As readers will be aware, the Government recently undertook a public consultation on proposals for ‘a legislative ban on the practice of so-called conversion therapy’, which seeks to change a person’s sexual orientation or gender identity. This followed a 2017 vote by the General Synod of the Church of England—following a highly emotive and ill-prepared debate on an amendment from the floor—calling on the government to impose such a ban.
The government is right to refer to ‘so called’ conversion therapy, since no one actually claims to be engaging in such therapy: it is only the advocates of a ban who use this terminology. Furthermore, there is no agreement as to what constitutes ‘conversion therapy’: pretty much everyone concurs that coercive and abusive practices should be illegal (and, indeed, they already are—but if it is thought that a specific legal ban might strengthen protection, then so be it). Depending on how it is defined, however, ‘conversion therapy’ might potentially also cover everything from psychological counselling, willingly entered into, with the aim of shifting a person’s sexual orientation or perceived ‘gender identity’; to offering prayer and pastoral support to those wishing to live in accordance with the teaching of the Church.
Vocal LGBT campaigners within the Church, such as Jayne Ozanne, are unequivocal that a ban should indeed encompass private prayer and pastoral conversations—as is already the case in the Australian State of Victoria, for example—and that ‘suppression’ of sexual orientation should also be within its scope.

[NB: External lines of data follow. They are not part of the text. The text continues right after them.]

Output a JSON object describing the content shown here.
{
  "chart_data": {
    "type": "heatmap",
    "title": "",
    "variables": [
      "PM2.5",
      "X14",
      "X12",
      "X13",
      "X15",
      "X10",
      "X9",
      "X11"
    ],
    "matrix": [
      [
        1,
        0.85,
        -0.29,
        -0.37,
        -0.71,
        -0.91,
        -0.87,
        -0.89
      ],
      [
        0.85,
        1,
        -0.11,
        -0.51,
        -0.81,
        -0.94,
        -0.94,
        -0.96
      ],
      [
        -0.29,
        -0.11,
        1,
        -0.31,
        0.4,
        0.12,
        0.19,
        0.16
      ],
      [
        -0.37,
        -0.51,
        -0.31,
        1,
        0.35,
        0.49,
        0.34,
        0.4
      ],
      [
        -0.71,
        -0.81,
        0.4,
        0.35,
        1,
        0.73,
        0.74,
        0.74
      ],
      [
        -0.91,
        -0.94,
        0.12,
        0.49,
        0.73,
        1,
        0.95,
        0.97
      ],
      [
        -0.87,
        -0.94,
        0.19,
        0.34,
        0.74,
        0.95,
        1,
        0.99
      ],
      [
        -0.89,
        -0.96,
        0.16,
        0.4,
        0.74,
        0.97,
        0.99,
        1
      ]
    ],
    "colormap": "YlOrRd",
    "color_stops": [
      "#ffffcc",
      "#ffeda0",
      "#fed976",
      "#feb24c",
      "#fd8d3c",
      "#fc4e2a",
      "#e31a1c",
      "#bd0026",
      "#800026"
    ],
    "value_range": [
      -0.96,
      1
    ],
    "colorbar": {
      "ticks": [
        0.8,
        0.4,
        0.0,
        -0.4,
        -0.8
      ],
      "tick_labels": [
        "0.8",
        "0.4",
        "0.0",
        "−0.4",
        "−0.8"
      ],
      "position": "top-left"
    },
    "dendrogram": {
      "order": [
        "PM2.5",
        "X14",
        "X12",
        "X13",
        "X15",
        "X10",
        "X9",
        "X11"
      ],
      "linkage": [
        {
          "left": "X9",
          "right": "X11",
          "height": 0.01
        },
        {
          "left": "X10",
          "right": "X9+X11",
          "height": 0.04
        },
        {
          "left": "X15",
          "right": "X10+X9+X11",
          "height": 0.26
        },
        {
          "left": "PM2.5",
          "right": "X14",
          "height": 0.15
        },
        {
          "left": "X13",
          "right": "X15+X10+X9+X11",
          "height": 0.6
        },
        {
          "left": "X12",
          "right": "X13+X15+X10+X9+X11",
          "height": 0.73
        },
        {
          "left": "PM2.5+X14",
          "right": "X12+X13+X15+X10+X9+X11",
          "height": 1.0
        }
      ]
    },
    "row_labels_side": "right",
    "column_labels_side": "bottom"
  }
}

It was against this background that 2546 Christian ministers and pastoral workers—including many from the Church of England—signed the ‘Ministers’ Consultation Response’ sent to the Secretary of State in December last year. Their letter distanced its signatories from ‘evil and disreputable past practices which are already illegal and which Christians are the first to condemn’, making it clear that their concern was not about the banning of coercive practices. Rather, they expressed their fear that simply promulgating traditional Christian teaching about sexuality and marriage might unwittingly be criminalised. (The full text of the Ministers’ Consultation Response can be found online at ministersconsultationresponse.com ).

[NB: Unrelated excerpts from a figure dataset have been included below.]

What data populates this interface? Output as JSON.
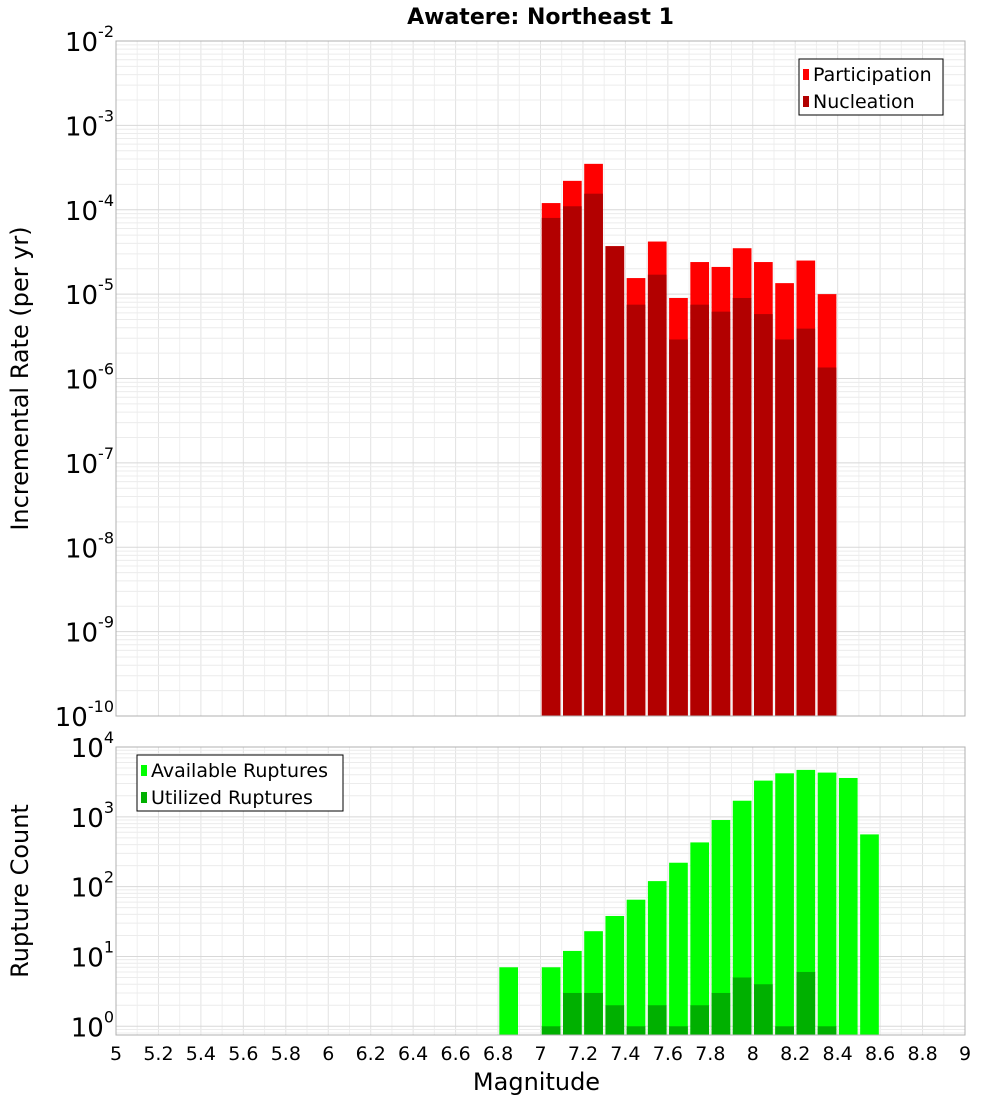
{
  "chart_data": [
    {
      "type": "bar",
      "title": "Awatere: Northeast 1",
      "xlabel": "Magnitude",
      "ylabel": "Incremental Rate (per yr)",
      "yscale": "log",
      "ylim": [
        1e-10,
        0.01
      ],
      "xlim": [
        5,
        9
      ],
      "grid": true,
      "legend_position": "top-right",
      "ytick_labels": [
        {
          "base": "10",
          "exp": "-10",
          "value": 1e-10
        },
        {
          "base": "10",
          "exp": "-9",
          "value": 1e-09
        },
        {
          "base": "10",
          "exp": "-8",
          "value": 1e-08
        },
        {
          "base": "10",
          "exp": "-7",
          "value": 1e-07
        },
        {
          "base": "10",
          "exp": "-6",
          "value": 1e-06
        },
        {
          "base": "10",
          "exp": "-5",
          "value": 1e-05
        },
        {
          "base": "10",
          "exp": "-4",
          "value": 0.0001
        },
        {
          "base": "10",
          "exp": "-3",
          "value": 0.001
        },
        {
          "base": "10",
          "exp": "-2",
          "value": 0.01
        }
      ],
      "x": [
        7.05,
        7.15,
        7.25,
        7.35,
        7.45,
        7.55,
        7.65,
        7.75,
        7.85,
        7.95,
        8.05,
        8.15,
        8.25,
        8.35
      ],
      "series": [
        {
          "name": "Participation",
          "color": "#ff0000",
          "values": [
            0.00012,
            0.00022,
            0.00035,
            3.7e-05,
            1.55e-05,
            4.2e-05,
            9e-06,
            2.4e-05,
            2.1e-05,
            3.5e-05,
            2.4e-05,
            1.35e-05,
            2.5e-05,
            1e-05
          ]
        },
        {
          "name": "Nucleation",
          "color": "#b20000",
          "values": [
            8e-05,
            0.00011,
            0.000155,
            3.7e-05,
            7.5e-06,
            1.7e-05,
            2.9e-06,
            7.5e-06,
            6.2e-06,
            9e-06,
            5.8e-06,
            2.9e-06,
            3.9e-06,
            1.35e-06
          ]
        }
      ]
    },
    {
      "type": "bar",
      "xlabel": "Magnitude",
      "ylabel": "Rupture Count",
      "yscale": "log",
      "ylim": [
        0.75,
        10000
      ],
      "xlim": [
        5,
        9
      ],
      "grid": true,
      "legend_position": "top-left",
      "ytick_labels": [
        {
          "base": "10",
          "exp": "0",
          "value": 1
        },
        {
          "base": "10",
          "exp": "1",
          "value": 10
        },
        {
          "base": "10",
          "exp": "2",
          "value": 100
        },
        {
          "base": "10",
          "exp": "3",
          "value": 1000
        },
        {
          "base": "10",
          "exp": "4",
          "value": 10000
        }
      ],
      "xtick_labels": [
        "5",
        "5.2",
        "5.4",
        "5.6",
        "5.8",
        "6",
        "6.2",
        "6.4",
        "6.6",
        "6.8",
        "7",
        "7.2",
        "7.4",
        "7.6",
        "7.8",
        "8",
        "8.2",
        "8.4",
        "8.6",
        "8.8",
        "9"
      ],
      "x": [
        6.85,
        7.05,
        7.15,
        7.25,
        7.35,
        7.45,
        7.55,
        7.65,
        7.75,
        7.85,
        7.95,
        8.05,
        8.15,
        8.25,
        8.35,
        8.45,
        8.55
      ],
      "series": [
        {
          "name": "Available Ruptures",
          "color": "#00ff00",
          "values": [
            7,
            7,
            12,
            23,
            38,
            65,
            120,
            220,
            430,
            900,
            1700,
            3300,
            4200,
            4700,
            4300,
            3600,
            560
          ]
        },
        {
          "name": "Utilized Ruptures",
          "color": "#00b000",
          "values": [
            null,
            1,
            3,
            3,
            2,
            1,
            2,
            1,
            2,
            3,
            5,
            4,
            1,
            6,
            1,
            null,
            null
          ]
        }
      ]
    }
  ]
}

Following media coverage of the this letter, the Bishop of Dorchester, the Rt Revd Gavin Collins, issued an official statement on behalf of the Diocese:
The letter has undoubtedly upset a lot of people. It puts out a message that people aren’t safe or welcome in our churches, and it cuts across the settled view of the Church of England that coercive conversion therapy is unacceptable and should be banned.
“I am disappointed that the authors have used an open letter to diminish people who are in faithful same sex relationships and those who are transgender. Thankfully, the views expressed in the letter are not representative of the Church of England today. I am clear that we are all made in God’s image, that all are welcome in His church and that everyone has a place at the table.”

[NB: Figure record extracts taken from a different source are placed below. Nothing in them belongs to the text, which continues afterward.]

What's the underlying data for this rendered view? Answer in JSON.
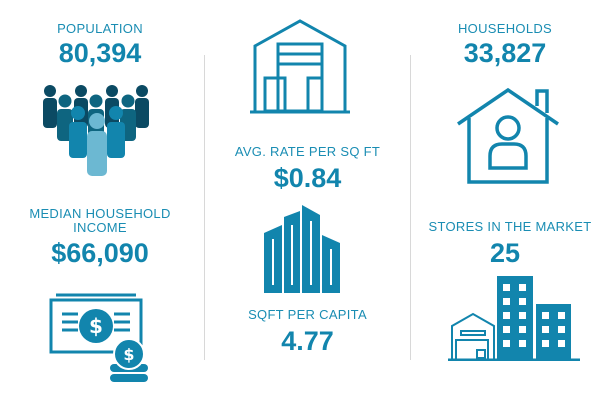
{
  "stats": {
    "population": {
      "label": "POPULATION",
      "value": "80,394",
      "icon": "people-group-icon"
    },
    "income": {
      "label": "MEDIAN HOUSEHOLD INCOME",
      "value": "$66,090",
      "icon": "money-icon"
    },
    "rate": {
      "label": "AVG. RATE PER SQ FT",
      "value": "$0.84",
      "icon": "storage-unit-icon"
    },
    "sqft": {
      "label": "SQFT PER CAPITA",
      "value": "4.77",
      "icon": "city-buildings-icon"
    },
    "households": {
      "label": "HOUSEHOLDS",
      "value": "33,827",
      "icon": "house-person-icon"
    },
    "stores": {
      "label": "STORES IN THE MARKET",
      "value": "25",
      "icon": "storage-facility-icon"
    }
  },
  "colors": {
    "accent": "#1285ad",
    "dark": "#0b4a63",
    "light": "#6cb8d2"
  }
}
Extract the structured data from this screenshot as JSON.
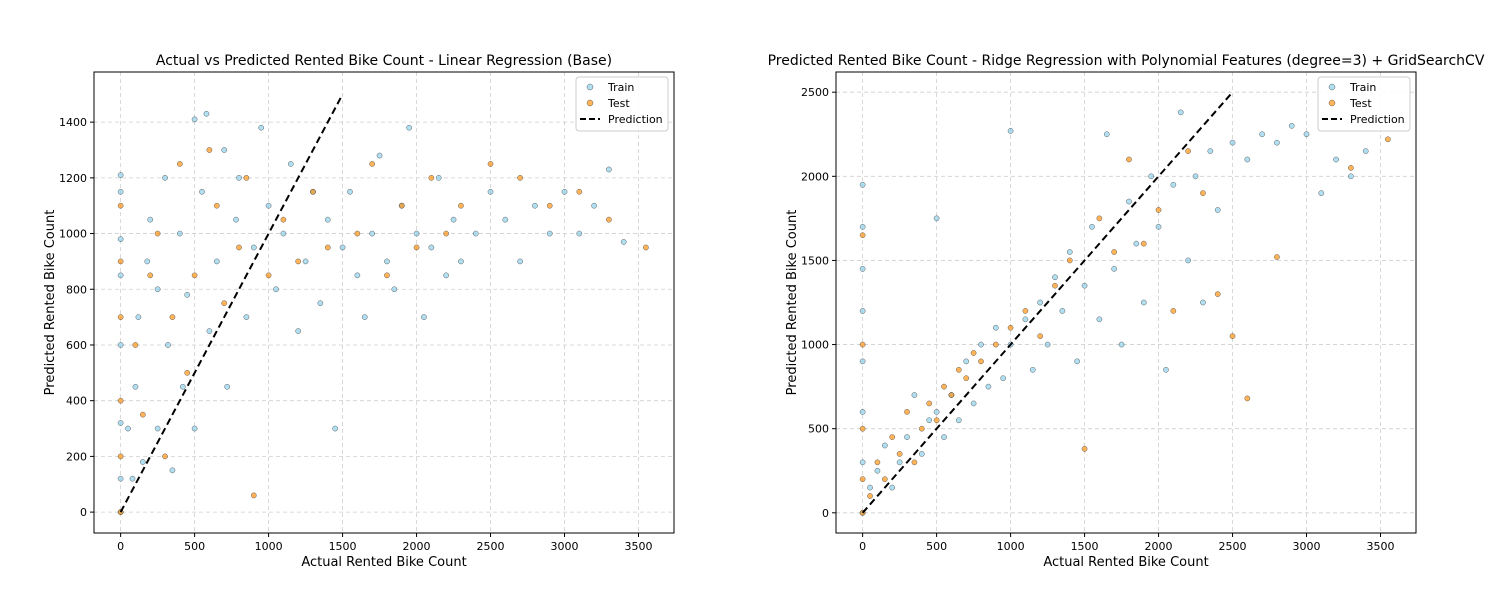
{
  "colors": {
    "train": "#87ceeb",
    "test": "#ff8c00",
    "prediction": "#000000"
  },
  "chart_data": [
    {
      "type": "scatter",
      "title": "Actual vs Predicted Rented Bike Count - Linear Regression (Base)",
      "xlabel": "Actual Rented Bike Count",
      "ylabel": "Predicted Rented Bike Count",
      "xlim": [
        -180,
        3740
      ],
      "ylim": [
        -75,
        1580
      ],
      "xticks": [
        0,
        500,
        1000,
        1500,
        2000,
        2500,
        3000,
        3500
      ],
      "yticks": [
        0,
        200,
        400,
        600,
        800,
        1000,
        1200,
        1400
      ],
      "grid": true,
      "legend_position": "top-right",
      "legend": [
        "Train",
        "Test",
        "Prediction"
      ],
      "series": [
        {
          "name": "Train",
          "style": "scatter",
          "color": "#87ceeb",
          "points": [
            [
              0,
              1210
            ],
            [
              0,
              1150
            ],
            [
              0,
              980
            ],
            [
              0,
              850
            ],
            [
              0,
              600
            ],
            [
              0,
              320
            ],
            [
              0,
              120
            ],
            [
              0,
              0
            ],
            [
              50,
              300
            ],
            [
              80,
              120
            ],
            [
              100,
              450
            ],
            [
              120,
              700
            ],
            [
              150,
              180
            ],
            [
              180,
              900
            ],
            [
              200,
              1050
            ],
            [
              250,
              300
            ],
            [
              250,
              800
            ],
            [
              300,
              1200
            ],
            [
              320,
              600
            ],
            [
              350,
              150
            ],
            [
              400,
              1000
            ],
            [
              420,
              450
            ],
            [
              450,
              780
            ],
            [
              500,
              1410
            ],
            [
              500,
              300
            ],
            [
              550,
              1150
            ],
            [
              580,
              1430
            ],
            [
              600,
              650
            ],
            [
              650,
              900
            ],
            [
              700,
              1300
            ],
            [
              720,
              450
            ],
            [
              780,
              1050
            ],
            [
              800,
              1200
            ],
            [
              850,
              700
            ],
            [
              900,
              950
            ],
            [
              950,
              1380
            ],
            [
              1000,
              1100
            ],
            [
              1050,
              800
            ],
            [
              1100,
              1000
            ],
            [
              1150,
              1250
            ],
            [
              1200,
              650
            ],
            [
              1250,
              900
            ],
            [
              1300,
              1150
            ],
            [
              1350,
              750
            ],
            [
              1400,
              1050
            ],
            [
              1450,
              300
            ],
            [
              1500,
              950
            ],
            [
              1550,
              1150
            ],
            [
              1600,
              850
            ],
            [
              1650,
              700
            ],
            [
              1700,
              1000
            ],
            [
              1750,
              1280
            ],
            [
              1800,
              900
            ],
            [
              1850,
              800
            ],
            [
              1900,
              1100
            ],
            [
              1950,
              1380
            ],
            [
              2000,
              1000
            ],
            [
              2050,
              700
            ],
            [
              2100,
              950
            ],
            [
              2150,
              1200
            ],
            [
              2200,
              850
            ],
            [
              2250,
              1050
            ],
            [
              2300,
              900
            ],
            [
              2400,
              1000
            ],
            [
              2500,
              1150
            ],
            [
              2600,
              1050
            ],
            [
              2700,
              900
            ],
            [
              2800,
              1100
            ],
            [
              2900,
              1000
            ],
            [
              3000,
              1150
            ],
            [
              3100,
              1000
            ],
            [
              3200,
              1100
            ],
            [
              3300,
              1230
            ],
            [
              3400,
              970
            ]
          ]
        },
        {
          "name": "Test",
          "style": "scatter",
          "color": "#ff8c00",
          "points": [
            [
              0,
              1100
            ],
            [
              0,
              900
            ],
            [
              0,
              700
            ],
            [
              0,
              400
            ],
            [
              0,
              200
            ],
            [
              0,
              0
            ],
            [
              100,
              600
            ],
            [
              150,
              350
            ],
            [
              200,
              850
            ],
            [
              250,
              1000
            ],
            [
              300,
              200
            ],
            [
              350,
              700
            ],
            [
              400,
              1250
            ],
            [
              450,
              500
            ],
            [
              500,
              850
            ],
            [
              600,
              1300
            ],
            [
              650,
              1100
            ],
            [
              700,
              750
            ],
            [
              800,
              950
            ],
            [
              850,
              1200
            ],
            [
              900,
              60
            ],
            [
              1000,
              850
            ],
            [
              1100,
              1050
            ],
            [
              1200,
              900
            ],
            [
              1300,
              1150
            ],
            [
              1400,
              950
            ],
            [
              1600,
              1000
            ],
            [
              1700,
              1250
            ],
            [
              1800,
              850
            ],
            [
              1900,
              1100
            ],
            [
              2000,
              950
            ],
            [
              2100,
              1200
            ],
            [
              2200,
              1000
            ],
            [
              2300,
              1100
            ],
            [
              2500,
              1250
            ],
            [
              2700,
              1200
            ],
            [
              2900,
              1100
            ],
            [
              3100,
              1150
            ],
            [
              3300,
              1050
            ],
            [
              3550,
              950
            ]
          ]
        },
        {
          "name": "Prediction",
          "style": "line",
          "color": "#000000",
          "dashed": true,
          "points": [
            [
              0,
              0
            ],
            [
              1500,
              1500
            ]
          ]
        }
      ]
    },
    {
      "type": "scatter",
      "title": "Predicted Rented Bike Count - Ridge Regression with Polynomial Features (degree=3) + GridSearchCV",
      "xlabel": "Actual Rented Bike Count",
      "ylabel": "Predicted Rented Bike Count",
      "xlim": [
        -180,
        3740
      ],
      "ylim": [
        -120,
        2620
      ],
      "xticks": [
        0,
        500,
        1000,
        1500,
        2000,
        2500,
        3000,
        3500
      ],
      "yticks": [
        0,
        500,
        1000,
        1500,
        2000,
        2500
      ],
      "grid": true,
      "legend_position": "top-right",
      "legend": [
        "Train",
        "Test",
        "Prediction"
      ],
      "series": [
        {
          "name": "Train",
          "style": "scatter",
          "color": "#87ceeb",
          "points": [
            [
              0,
              1950
            ],
            [
              0,
              1700
            ],
            [
              0,
              1450
            ],
            [
              0,
              1200
            ],
            [
              0,
              900
            ],
            [
              0,
              600
            ],
            [
              0,
              300
            ],
            [
              0,
              0
            ],
            [
              50,
              150
            ],
            [
              100,
              250
            ],
            [
              150,
              400
            ],
            [
              200,
              150
            ],
            [
              250,
              300
            ],
            [
              300,
              450
            ],
            [
              350,
              700
            ],
            [
              400,
              350
            ],
            [
              450,
              550
            ],
            [
              500,
              1750
            ],
            [
              500,
              600
            ],
            [
              550,
              450
            ],
            [
              600,
              700
            ],
            [
              650,
              550
            ],
            [
              700,
              900
            ],
            [
              750,
              650
            ],
            [
              800,
              1000
            ],
            [
              850,
              750
            ],
            [
              900,
              1100
            ],
            [
              950,
              800
            ],
            [
              1000,
              2270
            ],
            [
              1000,
              1000
            ],
            [
              1100,
              1150
            ],
            [
              1150,
              850
            ],
            [
              1200,
              1250
            ],
            [
              1250,
              1000
            ],
            [
              1300,
              1400
            ],
            [
              1350,
              1200
            ],
            [
              1400,
              1550
            ],
            [
              1450,
              900
            ],
            [
              1500,
              1350
            ],
            [
              1550,
              1700
            ],
            [
              1600,
              1150
            ],
            [
              1650,
              2250
            ],
            [
              1700,
              1450
            ],
            [
              1750,
              1000
            ],
            [
              1800,
              1850
            ],
            [
              1850,
              1600
            ],
            [
              1900,
              1250
            ],
            [
              1950,
              2000
            ],
            [
              2000,
              1700
            ],
            [
              2050,
              850
            ],
            [
              2100,
              1950
            ],
            [
              2150,
              2380
            ],
            [
              2200,
              1500
            ],
            [
              2250,
              2000
            ],
            [
              2300,
              1250
            ],
            [
              2350,
              2150
            ],
            [
              2400,
              1800
            ],
            [
              2500,
              2200
            ],
            [
              2600,
              2100
            ],
            [
              2700,
              2250
            ],
            [
              2800,
              2200
            ],
            [
              2900,
              2300
            ],
            [
              3000,
              2250
            ],
            [
              3100,
              1900
            ],
            [
              3200,
              2100
            ],
            [
              3300,
              2000
            ],
            [
              3400,
              2150
            ]
          ]
        },
        {
          "name": "Test",
          "style": "scatter",
          "color": "#ff8c00",
          "points": [
            [
              0,
              1650
            ],
            [
              0,
              1000
            ],
            [
              0,
              500
            ],
            [
              0,
              200
            ],
            [
              0,
              0
            ],
            [
              50,
              100
            ],
            [
              100,
              300
            ],
            [
              150,
              200
            ],
            [
              200,
              450
            ],
            [
              250,
              350
            ],
            [
              300,
              600
            ],
            [
              350,
              300
            ],
            [
              400,
              500
            ],
            [
              450,
              650
            ],
            [
              500,
              550
            ],
            [
              550,
              750
            ],
            [
              600,
              700
            ],
            [
              650,
              850
            ],
            [
              700,
              800
            ],
            [
              750,
              950
            ],
            [
              800,
              900
            ],
            [
              900,
              1000
            ],
            [
              1000,
              1100
            ],
            [
              1100,
              1200
            ],
            [
              1200,
              1050
            ],
            [
              1300,
              1350
            ],
            [
              1400,
              1500
            ],
            [
              1500,
              380
            ],
            [
              1600,
              1750
            ],
            [
              1700,
              1550
            ],
            [
              1800,
              2100
            ],
            [
              1900,
              1600
            ],
            [
              2000,
              1800
            ],
            [
              2100,
              1200
            ],
            [
              2200,
              2150
            ],
            [
              2300,
              1900
            ],
            [
              2400,
              1300
            ],
            [
              2500,
              1050
            ],
            [
              2600,
              680
            ],
            [
              2800,
              1520
            ],
            [
              3300,
              2050
            ],
            [
              3550,
              2220
            ]
          ]
        },
        {
          "name": "Prediction",
          "style": "line",
          "color": "#000000",
          "dashed": true,
          "points": [
            [
              0,
              0
            ],
            [
              2500,
              2500
            ]
          ]
        }
      ]
    }
  ]
}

It seems difficult to escape the inference that this response distorts and misrepresents the authors’ intent—and, indeed, many have reached that conclusion. I do not know Bishop Collins personally, but those who do speak highly of his pastoral gifts: it seems highly likely that his motivation was only to be seen to offer support to the ‘LGBT community’, and that the undermining of those holding the orthodox position was collateral damage rather than deliberate intent.
In the context of the controversy aroused by the Bishop’s statement, I asked the Bishop of Oxford, the Rt Revd Steven Crofts, a question at a recent meeting of the Diocesan Synod: ‘Can the Bishop give an assurance that the Diocese does not support the criminalisation of those offering pastoral support to live in accordance with the teaching of the Church of England who actively seek such support?’ Happily, the Bishop did indeed give that assurance—and, as he was doing so, I saw Jayne Ozanne shaking her head.
Clearly, the Diocese is attempting to be all things to all men. It is seeking to align itself with the most far-reaching demands by the LGBT campaigners for ‘conversion therapy’ ban, while at the same time reassuring those who hold the traditional view that it also supports them—without, apparently, having noticed that these positions are logically incompatible. It is devoutly to be hoped that the Government (which has previously acknowledged the need to preserve freedom of religion) fully comprehends this tension before it attempts to legislate, otherwise goodness knows what kind of a mess we shall find ourselves in.
Miss Dailey has served as a member of General Synod for over twenty years.